Lou’s View

NEAR MISS ON BELLEFONTE AVENUE

By Lou Bernard

Just about any time things get a little slow, writing-wise, I can count on the Clinton County Times. The Times loved running interesting, and sometimes bizarre, stories that no other newspaper would touch. If I’m short for ideas, I can just look over the Clinton County Times from the early 1900s, and come back with a collection of them.

“Snatched From Death,” is the headline on one of these, and it ran on the front page on February 13, 1903.

The incident happened along Bellefonte Avenue on Monday, February 9, at about six PM. It was a busy evening, with people from the silk mill and other local locations walking along the avenue. One of these people was William Porter, a local man who’d been born on April 8, 1839, just a couple of months before Clinton County was founded. He was sixty-four at the time, and suffering from rheumatism and loss of sight and hearing.

In spite of all this, he was part of the crowd that evening at rush hour, waiting along Bellefonte Avenue for a long train to pass by. Based on what I can see in the article, Porter was basically depending on the rest of the crowd to help shuffle him along.

The train passed, and the crowd moved forward. At the time, the guard gates were manually operated by a railroad employee in a booth, instead of automatically like they are today. The employee had gone home, however, apparently getting off work before the silk mill guys.
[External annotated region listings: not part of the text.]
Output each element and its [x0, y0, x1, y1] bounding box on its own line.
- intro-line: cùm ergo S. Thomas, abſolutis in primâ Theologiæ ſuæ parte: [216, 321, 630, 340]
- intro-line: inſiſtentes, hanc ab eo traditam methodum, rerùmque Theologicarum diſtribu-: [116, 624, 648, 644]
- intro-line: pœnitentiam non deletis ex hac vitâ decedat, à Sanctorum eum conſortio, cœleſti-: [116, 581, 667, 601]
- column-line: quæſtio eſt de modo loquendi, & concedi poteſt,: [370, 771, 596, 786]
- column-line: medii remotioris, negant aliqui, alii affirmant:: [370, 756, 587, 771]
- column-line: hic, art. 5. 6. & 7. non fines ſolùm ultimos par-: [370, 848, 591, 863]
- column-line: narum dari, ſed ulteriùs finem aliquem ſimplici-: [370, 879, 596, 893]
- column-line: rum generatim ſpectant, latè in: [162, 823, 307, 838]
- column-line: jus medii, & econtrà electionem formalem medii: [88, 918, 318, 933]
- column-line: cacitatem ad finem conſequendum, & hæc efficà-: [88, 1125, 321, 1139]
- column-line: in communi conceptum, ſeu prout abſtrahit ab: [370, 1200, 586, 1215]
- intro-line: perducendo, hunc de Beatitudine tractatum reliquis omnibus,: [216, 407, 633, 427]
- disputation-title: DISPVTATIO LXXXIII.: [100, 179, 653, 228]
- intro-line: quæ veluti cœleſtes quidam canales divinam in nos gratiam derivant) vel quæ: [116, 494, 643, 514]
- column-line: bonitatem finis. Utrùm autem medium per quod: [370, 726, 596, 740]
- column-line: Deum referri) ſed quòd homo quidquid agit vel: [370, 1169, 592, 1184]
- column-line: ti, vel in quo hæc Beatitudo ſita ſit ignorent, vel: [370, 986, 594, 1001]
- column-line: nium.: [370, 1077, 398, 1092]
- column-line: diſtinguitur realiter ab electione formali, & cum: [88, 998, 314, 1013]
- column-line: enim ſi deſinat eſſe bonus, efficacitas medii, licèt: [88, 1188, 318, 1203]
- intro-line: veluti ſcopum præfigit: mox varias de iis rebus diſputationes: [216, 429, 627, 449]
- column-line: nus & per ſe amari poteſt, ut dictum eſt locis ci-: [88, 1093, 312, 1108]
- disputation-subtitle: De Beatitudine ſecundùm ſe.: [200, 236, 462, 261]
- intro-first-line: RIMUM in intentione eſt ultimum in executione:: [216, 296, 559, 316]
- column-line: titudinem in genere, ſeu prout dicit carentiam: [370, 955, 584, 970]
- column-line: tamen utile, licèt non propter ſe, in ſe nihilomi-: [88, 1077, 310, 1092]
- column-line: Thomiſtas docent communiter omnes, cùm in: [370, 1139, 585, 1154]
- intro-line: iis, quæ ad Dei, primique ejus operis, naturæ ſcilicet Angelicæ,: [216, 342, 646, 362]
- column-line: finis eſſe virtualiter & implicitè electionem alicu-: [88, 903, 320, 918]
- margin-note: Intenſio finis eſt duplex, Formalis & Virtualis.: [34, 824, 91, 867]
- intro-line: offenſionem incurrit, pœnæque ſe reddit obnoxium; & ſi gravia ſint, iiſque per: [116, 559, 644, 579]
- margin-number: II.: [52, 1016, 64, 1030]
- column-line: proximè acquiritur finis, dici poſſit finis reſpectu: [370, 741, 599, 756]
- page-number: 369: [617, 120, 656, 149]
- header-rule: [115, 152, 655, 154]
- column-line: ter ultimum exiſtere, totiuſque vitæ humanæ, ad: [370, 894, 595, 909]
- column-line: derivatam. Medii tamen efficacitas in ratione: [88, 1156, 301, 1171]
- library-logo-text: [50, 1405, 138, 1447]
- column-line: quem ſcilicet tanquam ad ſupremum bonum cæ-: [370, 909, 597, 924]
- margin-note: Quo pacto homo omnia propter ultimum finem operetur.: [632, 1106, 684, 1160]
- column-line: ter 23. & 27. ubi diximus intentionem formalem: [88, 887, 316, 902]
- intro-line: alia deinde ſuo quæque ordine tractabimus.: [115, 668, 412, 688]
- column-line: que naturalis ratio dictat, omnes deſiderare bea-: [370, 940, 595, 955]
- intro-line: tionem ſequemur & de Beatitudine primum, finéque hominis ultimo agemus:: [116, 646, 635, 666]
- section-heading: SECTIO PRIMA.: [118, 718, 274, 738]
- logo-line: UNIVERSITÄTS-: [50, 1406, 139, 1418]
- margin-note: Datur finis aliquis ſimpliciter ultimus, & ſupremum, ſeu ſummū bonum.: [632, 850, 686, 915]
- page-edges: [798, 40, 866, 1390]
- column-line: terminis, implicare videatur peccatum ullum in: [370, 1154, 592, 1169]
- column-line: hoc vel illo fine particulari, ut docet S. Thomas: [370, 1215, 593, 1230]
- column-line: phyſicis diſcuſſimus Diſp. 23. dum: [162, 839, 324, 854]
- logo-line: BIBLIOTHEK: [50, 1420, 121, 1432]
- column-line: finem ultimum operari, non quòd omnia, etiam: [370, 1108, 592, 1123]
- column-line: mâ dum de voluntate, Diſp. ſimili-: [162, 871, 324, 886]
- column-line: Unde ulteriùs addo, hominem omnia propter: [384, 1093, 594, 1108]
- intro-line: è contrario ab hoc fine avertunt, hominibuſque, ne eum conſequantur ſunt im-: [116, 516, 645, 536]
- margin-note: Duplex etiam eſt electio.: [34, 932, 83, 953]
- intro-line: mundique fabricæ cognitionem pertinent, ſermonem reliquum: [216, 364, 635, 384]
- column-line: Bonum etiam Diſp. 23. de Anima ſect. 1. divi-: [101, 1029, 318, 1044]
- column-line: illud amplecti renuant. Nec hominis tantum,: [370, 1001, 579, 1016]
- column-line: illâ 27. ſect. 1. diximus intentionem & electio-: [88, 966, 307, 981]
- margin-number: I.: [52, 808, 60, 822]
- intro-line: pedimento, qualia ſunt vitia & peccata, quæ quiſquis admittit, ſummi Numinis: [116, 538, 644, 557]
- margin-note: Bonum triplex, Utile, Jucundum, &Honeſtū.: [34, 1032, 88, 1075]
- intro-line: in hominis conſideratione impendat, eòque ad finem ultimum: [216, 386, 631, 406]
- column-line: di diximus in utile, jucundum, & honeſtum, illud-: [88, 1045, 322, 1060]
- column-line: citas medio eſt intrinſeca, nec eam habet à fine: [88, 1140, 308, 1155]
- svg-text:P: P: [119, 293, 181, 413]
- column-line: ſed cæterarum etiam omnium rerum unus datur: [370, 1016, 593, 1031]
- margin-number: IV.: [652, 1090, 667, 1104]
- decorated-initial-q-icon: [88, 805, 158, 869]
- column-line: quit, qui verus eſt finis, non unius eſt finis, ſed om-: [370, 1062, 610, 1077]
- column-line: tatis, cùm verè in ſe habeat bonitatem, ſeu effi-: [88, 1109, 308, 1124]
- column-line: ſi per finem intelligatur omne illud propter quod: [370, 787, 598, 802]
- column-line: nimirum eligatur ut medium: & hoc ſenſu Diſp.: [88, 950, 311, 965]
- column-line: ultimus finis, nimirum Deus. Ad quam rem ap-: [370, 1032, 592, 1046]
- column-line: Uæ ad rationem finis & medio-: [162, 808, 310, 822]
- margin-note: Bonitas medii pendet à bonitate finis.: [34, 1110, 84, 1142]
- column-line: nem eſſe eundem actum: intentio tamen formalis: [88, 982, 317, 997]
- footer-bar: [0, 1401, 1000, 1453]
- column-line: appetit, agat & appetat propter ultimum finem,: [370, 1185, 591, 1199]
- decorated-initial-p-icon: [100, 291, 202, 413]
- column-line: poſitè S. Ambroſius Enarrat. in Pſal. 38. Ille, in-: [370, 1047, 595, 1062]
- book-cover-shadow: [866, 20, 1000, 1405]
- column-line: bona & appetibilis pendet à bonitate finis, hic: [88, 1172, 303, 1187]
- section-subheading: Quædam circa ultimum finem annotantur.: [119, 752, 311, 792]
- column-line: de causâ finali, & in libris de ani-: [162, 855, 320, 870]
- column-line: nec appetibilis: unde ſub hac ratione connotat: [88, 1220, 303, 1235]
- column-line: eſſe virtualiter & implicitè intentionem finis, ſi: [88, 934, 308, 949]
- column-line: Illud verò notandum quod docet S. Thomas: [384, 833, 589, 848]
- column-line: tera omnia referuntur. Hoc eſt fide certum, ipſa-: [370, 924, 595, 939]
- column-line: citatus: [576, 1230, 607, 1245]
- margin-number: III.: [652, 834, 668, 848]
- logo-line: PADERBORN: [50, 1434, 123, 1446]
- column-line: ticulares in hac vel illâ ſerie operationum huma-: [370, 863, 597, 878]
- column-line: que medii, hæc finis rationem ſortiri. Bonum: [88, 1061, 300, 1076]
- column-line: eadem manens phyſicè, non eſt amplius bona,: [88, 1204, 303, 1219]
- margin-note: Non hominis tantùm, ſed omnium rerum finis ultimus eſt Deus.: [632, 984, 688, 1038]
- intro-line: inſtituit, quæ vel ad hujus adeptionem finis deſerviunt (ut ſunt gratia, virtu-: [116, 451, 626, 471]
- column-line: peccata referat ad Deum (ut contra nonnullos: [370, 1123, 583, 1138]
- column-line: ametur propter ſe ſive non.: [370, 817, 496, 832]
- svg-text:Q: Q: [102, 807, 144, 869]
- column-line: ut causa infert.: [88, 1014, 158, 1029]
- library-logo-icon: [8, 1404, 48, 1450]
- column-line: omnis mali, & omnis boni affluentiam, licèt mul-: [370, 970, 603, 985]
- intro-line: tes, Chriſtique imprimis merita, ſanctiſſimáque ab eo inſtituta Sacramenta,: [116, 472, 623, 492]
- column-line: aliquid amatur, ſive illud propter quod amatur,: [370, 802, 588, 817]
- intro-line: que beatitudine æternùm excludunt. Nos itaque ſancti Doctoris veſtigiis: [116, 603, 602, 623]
It was procedure in those days to just leave the gate up and let people fend for themselves after hours.

The crowd got across, but Porter fell and landed on the tracks. And then a freight car broke free from the rest of the train, with the sort of excellent timing these disasters are known for. It rolled back, heading straight for Porter, who had no idea it was coming.

A few of the stragglers, still crossing the tracks, leaped out of the way. Some of the crowd turned away, unable to watch what was about to happen.

“As he got on the track he fell,” noted the Clinton County Times, ”And was unable to get upon his feet before the train was upon him.”

It could have ended in a horrible tragedy, but if it had, I wouldn’t be sitting here a hundred and twenty one years later, writing about it with this lighthearted tone. Two railroad employees, who apparently were either just hanging around or scheduled to work later than the gate guy, took action and grabbed Porter, pulling him out of the way.

“Just in a second of time the railroaders took hold of him and lifted him bodily to a place of safety,” said the Times. “The escape from a terrible death was very narrow.”

The freight car rolled past without any injury to anyone, luckily.

Porter wound up with a few bruises, due to the grabbing and lifting, as the employees hadn’t had time to handle him gently, but I think we can all agree it was better than the other option. The Clinton County Times sort of editorialized about the wisdom of leaving the gates unsupervised: “It is a mot dangerous hour to leave such a public place unprotected for Bellefonte Avenue at quitting time is one of the busiest places in the city.”

As it was, the men bought Porter another sixteen years of life. Porter is buried in the Jersey Shore Cemetery. He died some years after the incident, on April 11, 1919, just past his eightieth birthday. It’s reasonable to assume that this time, trains were not involved.